Kerrec had a lecture for that, which he decided no
t to deliver. They were in awe of his rank, at least, and he was kind to their aching heads and churning stomachs, though he doubted any of them was aware of it. He set them simple exercises that would engage their stumbling brains and teach them—or in many cases remind them of—the beginnings of focus.
He could use a course of that himself, he reflected grimly as the rider-candidates dispersed to their afternoon lessons. He would follow them later, to judge each one and mount him accordingly on the stallion who would be his schoolmaster.
He was on his way to Petra’s stable and a lesson of his own when he crossed paths with Gunnar, who was on the same errand. Gunnar was frowning. “Bad news?” Kerrec asked him as they went on together.
“That depends,” Gunnar said. “Did you know our most troublesome pupil is riding the Dance at Midsummer?”
“Valeria?” Kerrec could not find it in him to be surprised. “How?”
“Another whim of the gods,” Gunnar said. “Oda is carrying her—the old one.”
“I thought he had died in that body,” Kerrec said.
“Apparently not.” Gunnar’s frown deepened to a scowl. “A Lady comes to the testing and makes an impossible choice. A Great One returns from the dead to dance the Dance with a novice barely past the Call. And we were thanking the gods that there were no women Called. We were too complacent.”

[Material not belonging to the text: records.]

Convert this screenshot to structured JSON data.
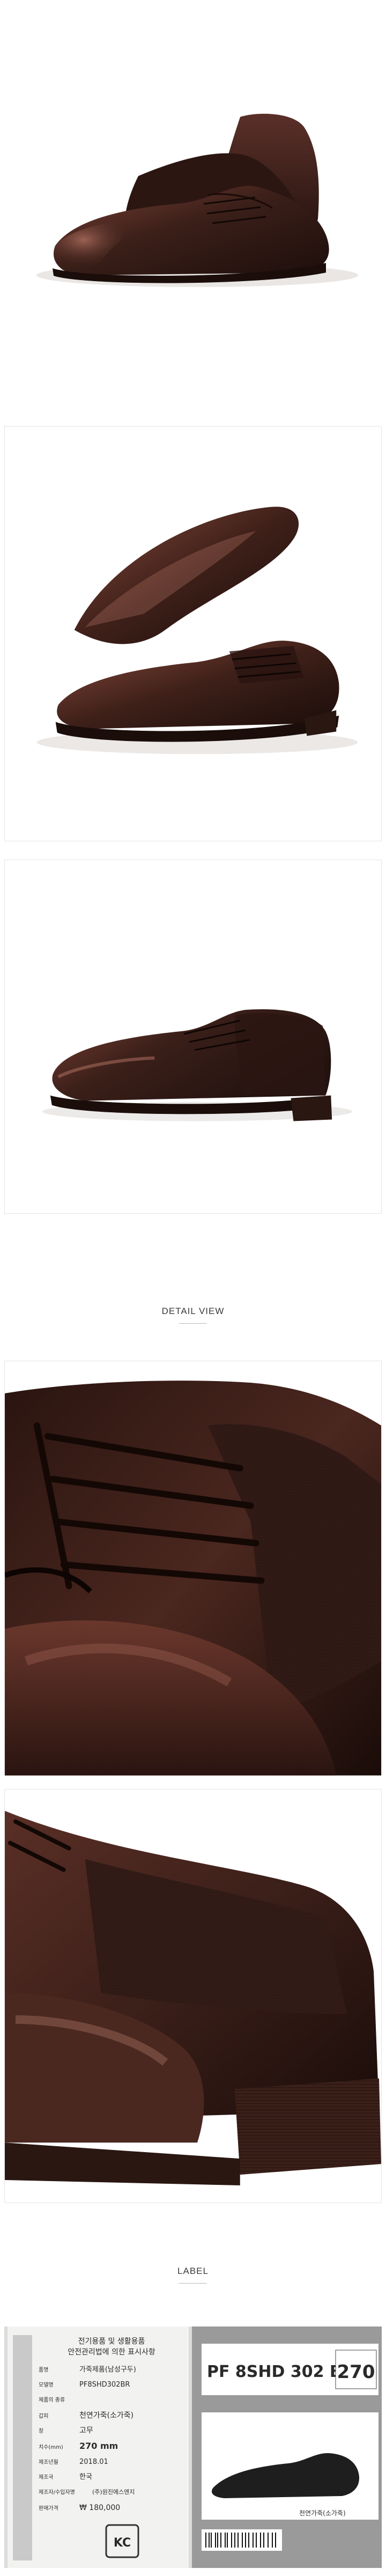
{
  "colors": {
    "leather": "#3b1f19",
    "leather_highlight": "#6e3b30",
    "leather_dark": "#1f0f0c",
    "sole": "#2a1712",
    "background": "#ffffff",
    "label_bg": "#ececec",
    "label_gray_panel": "#9a9a9a"
  },
  "sections": {
    "detail_heading": "DETAIL VIEW",
    "label_heading": "LABEL"
  },
  "label_tag": {
    "header_line1": "전기용품 및 생활용품",
    "header_line2": "안전관리법에 의한 표시사항",
    "rows": [
      {
        "key": "품명",
        "value": "가죽제품(남성구두)"
      },
      {
        "key": "모델명",
        "value": "PF8SHD302BR"
      },
      {
        "key": "제품의 종류",
        "value": ""
      },
      {
        "key": "갑피",
        "value": "천연가죽(소가죽)"
      },
      {
        "key": "창",
        "value": "고무"
      },
      {
        "key": "치수(mm)",
        "value": "270 mm"
      },
      {
        "key": "제조년월",
        "value": "2018.01"
      },
      {
        "key": "제조국",
        "value": "한국"
      },
      {
        "key": "제조자/수입자명",
        "value": "(주)원진에스엔지"
      },
      {
        "key": "판매가격",
        "value": "₩ 180,000"
      }
    ],
    "cert_mark": "KC",
    "box_code": "PF 8SHD 302 BR",
    "box_size": "270",
    "box_material": "천연가죽(소가죽)"
  },
  "icons": {
    "shoe_photo_1": "oxford-shoe-pair-photo",
    "shoe_photo_2": "oxford-shoe-pair-angled-photo",
    "shoe_photo_3": "oxford-shoe-side-photo",
    "detail_photo_1": "lacing-closeup-photo",
    "detail_photo_2": "heel-closeup-photo",
    "label_photo": "product-label-photo",
    "cert_icon": "kc-certification-icon"
  }
}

So they were, Kerrec thought. Gunnar went his way, to find his lofty Alta and school the lesser figures of the Dance. Petra was waiting for Kerrec to do the same. His groom was not Valeria as it should have been—it was one of the others of that year, Kerrec’s cousin Paulus.
From his expression, which was even more sour than usual, Paulus had heard the news. Valeria’s way had never been easy, but this would make it even more difficult.
Kerrec wrenched himself into focus. The truth, his heart insisted on reminding him, was that of the eight who would ride the Dance, the greatest danger to it was not Valeria. It was Kerrec.